Bright-Line Overtime Test a Possibility, US Labor Secretary Tells SHRM

Author: Michael Cardman, XpertHR Legal Editor

March 19, 2014

As he prepares to overhaul the federal overtime rules, the head of the US Department of Labor (DOL) will consider establishing a more black-and-white test for determining who is exempt and who is not.

"Some states have brighter-line rules," Labor Secretary Thomas Perez told attendees of the Society for Human Resource Management's 2014 Employment Law and Legislative Conference in Washington, D.C., on March 18. He said the DOL will "study" whether such rules are a "good idea" at the federal level as well.

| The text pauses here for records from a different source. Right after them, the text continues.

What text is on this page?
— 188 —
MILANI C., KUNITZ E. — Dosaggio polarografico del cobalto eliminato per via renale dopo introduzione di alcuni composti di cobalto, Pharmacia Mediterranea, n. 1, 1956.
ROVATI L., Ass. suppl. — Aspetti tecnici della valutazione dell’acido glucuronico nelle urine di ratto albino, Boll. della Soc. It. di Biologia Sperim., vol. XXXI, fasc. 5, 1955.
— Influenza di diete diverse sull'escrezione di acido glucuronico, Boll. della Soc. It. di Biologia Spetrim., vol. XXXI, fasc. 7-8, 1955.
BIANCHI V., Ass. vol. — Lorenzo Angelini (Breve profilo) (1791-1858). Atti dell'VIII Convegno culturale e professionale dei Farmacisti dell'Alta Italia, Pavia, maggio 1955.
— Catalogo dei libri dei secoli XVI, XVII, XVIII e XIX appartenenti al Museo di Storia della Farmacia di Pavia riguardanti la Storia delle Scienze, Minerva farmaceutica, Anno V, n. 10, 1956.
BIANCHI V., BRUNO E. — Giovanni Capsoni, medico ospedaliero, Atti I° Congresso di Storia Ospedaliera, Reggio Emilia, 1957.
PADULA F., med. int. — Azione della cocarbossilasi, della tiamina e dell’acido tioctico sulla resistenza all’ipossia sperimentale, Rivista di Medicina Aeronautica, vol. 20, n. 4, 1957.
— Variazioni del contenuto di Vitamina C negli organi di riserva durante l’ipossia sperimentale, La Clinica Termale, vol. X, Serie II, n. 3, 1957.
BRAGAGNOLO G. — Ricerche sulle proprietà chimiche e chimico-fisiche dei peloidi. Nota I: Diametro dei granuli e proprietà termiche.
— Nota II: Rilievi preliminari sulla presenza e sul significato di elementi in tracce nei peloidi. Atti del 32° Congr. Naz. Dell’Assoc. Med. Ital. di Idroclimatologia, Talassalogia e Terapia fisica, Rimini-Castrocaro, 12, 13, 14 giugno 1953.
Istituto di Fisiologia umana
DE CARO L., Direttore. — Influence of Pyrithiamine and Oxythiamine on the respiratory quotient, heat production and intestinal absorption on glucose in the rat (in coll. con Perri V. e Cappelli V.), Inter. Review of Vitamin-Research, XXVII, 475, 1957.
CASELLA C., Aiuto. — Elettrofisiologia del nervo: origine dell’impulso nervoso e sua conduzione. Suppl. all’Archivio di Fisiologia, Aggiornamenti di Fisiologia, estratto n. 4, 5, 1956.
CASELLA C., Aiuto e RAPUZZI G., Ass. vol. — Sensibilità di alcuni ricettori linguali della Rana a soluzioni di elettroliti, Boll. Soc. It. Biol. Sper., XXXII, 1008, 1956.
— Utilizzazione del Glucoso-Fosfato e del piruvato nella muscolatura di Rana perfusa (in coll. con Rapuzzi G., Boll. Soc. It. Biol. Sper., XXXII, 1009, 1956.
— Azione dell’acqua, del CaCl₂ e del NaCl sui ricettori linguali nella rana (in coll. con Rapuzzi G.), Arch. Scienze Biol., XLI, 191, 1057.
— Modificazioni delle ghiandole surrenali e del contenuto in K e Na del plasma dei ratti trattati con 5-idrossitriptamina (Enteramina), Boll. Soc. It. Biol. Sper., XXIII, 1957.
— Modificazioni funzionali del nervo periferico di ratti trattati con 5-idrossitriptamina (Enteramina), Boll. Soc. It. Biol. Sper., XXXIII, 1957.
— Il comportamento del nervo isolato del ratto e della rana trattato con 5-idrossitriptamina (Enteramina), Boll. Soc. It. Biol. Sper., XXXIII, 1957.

Currently, employees must have exempt work be their primary duty to qualify for most exemptions from the overtime requirements of the Fair Labor Standards (FLSA).

Over the years, a body of regulations and case law has interpreted how primary duty should be applied to real-life employees. Under these interpretations, an employer does not need to pay overtime to employees who spend a majority of their time performing nonexempt duties (e.g., taking inventory or manning a cash register) as long as they are free from direct supervision and their exempt duties (e.g., supervising subordinates) are a more important part of their job.

"This test is not exactly a model of clarity," Perez said.

He claimed it also conflicts with the Obama administration's belief that "if you have to work more, you should be paid more." He noted one prominent ruling in which "people spending 1 percent of their time on management and 99 percent of their time stocking shelves are nonetheless exempt managers" under the test as it currently stands.

As Perez noted, some states require that employees spend a certain percentage of their time performing exempt work, regardless of how important those duties may be. For example, California requires that overtime-exempt employees spend at least 50 percent of their time performing exempt work.

The primary duty test can be a double-edged sword for HR professionals. On the one hand, the ambiguity of the term can make it hard to classify employees as exempt with confidence. On the other hand, it frees HR from the considerable administrative burden of ensuring that exempt employees actually spend a certain amount of their time performing exempt work.

Although the DOL is "just at the starting line" for the rulemaking process, employers should prepare for the possibility of a bright-line test like California's.

The new rules will be "notice-and-comment" regulations, meaning HR professionals will have the opportunity to formally weigh in with their preferences once the DOL proposes draft regulations.